Tous les vendredis raisonnez

De vertu, de philosophie

Et tant d'exemples en donnez... »

   On peut sourire. Mais nous lui devons tout de même la fondation de l'hôpital Necker, l'existence de Mme de Staël, de sa fille et de tous les Broglie : écrivains, savants et hommes politiques.

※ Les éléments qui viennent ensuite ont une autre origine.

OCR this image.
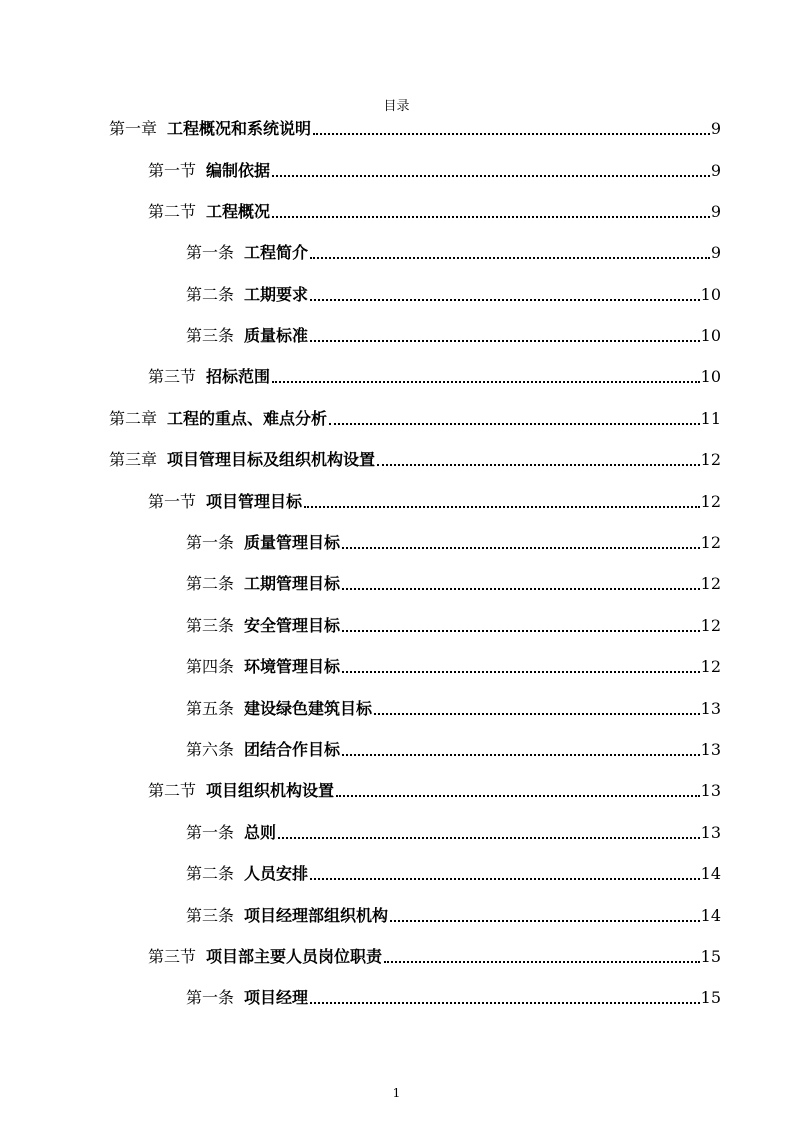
目录
第一章 工程概况和系统说明	9
第一节 编制依据	9
第二节 工程概况	9
第一条 工程简介	9
第二条 工期要求	10
第三条 质量标准	10
第三节 招标范围	10
第二章 工程的重点、难点分析	11
第三章 项目管理目标及组织机构设置	12
第一节 项目管理目标	12
第一条 质量管理目标	12
第二条 工期管理目标	12
第三条 安全管理目标	12
第四条 环境管理目标	12
第五条 建设绿色建筑目标	13
第六条 团结合作目标	13
第二节 项目组织机构设置	13
第一条 总则	13
第二条 人员安排	14
第三条 项目经理部组织机构	14
第三节 项目部主要人员岗位职责	15
第一条 项目经理	15
1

Descendance non négligeable de celle que Diderot décrivait en des termes un peu méprisants à Sophie Volland : « Il y a ici une Madame Neckre (sic), jolie femme et bel esprit qui raffole de moi. C'est une persécution pour m'avoir chez elle. [...] C'est une Genevoise sans fortune qui a de la beauté, des connaissances et de l'esprit, à qui le banquier Neckre vient de de donner un très bel état. » (Lettre du 18 août 1765).   

 Ce qu'elle dit de son banquier de mari peut prêter à sourire : « Si je me hasardais de peindre ce qu'est ce mot désintéressé appliqué à l'âme de mon époux, je ne parlerais pas de la noblesse de ses procédés, ni de ce qu'il y a de grand dans son mépris de l'argent. Je n'en parlerais pas, car ces vertus appartiennent tellement à Monsieur de Necker que je rougirais d'en faire l'éloge : loue-t-on une vestale de sa chasteté ? »

   Ou encore : « Je suis persuadée que Monsieur Necker a la tête plus administrative qui ait jamais existé. J'ai vu à côté de lui les premiers génies de l'Europe subjugués par son ascendant : il tient les deux bouts de la chaîne de toutes les idées de finance. »

   Candeur véritable ou gros mensonge ? Les Necker furent adorés ou détestés... Leur fille, aussi

   Retirée à Coppet après la chute du ministère Necker, Mme Necker sombre dans la maladie mentale, hantée par l'idée macabre d'être enterrée vivante : elle exige d'être embaumée et conservée dans une cuve remplie d'esprit-de-vin.  

Sources : Dictionnaire de la littérature française, XVIIIe siècle.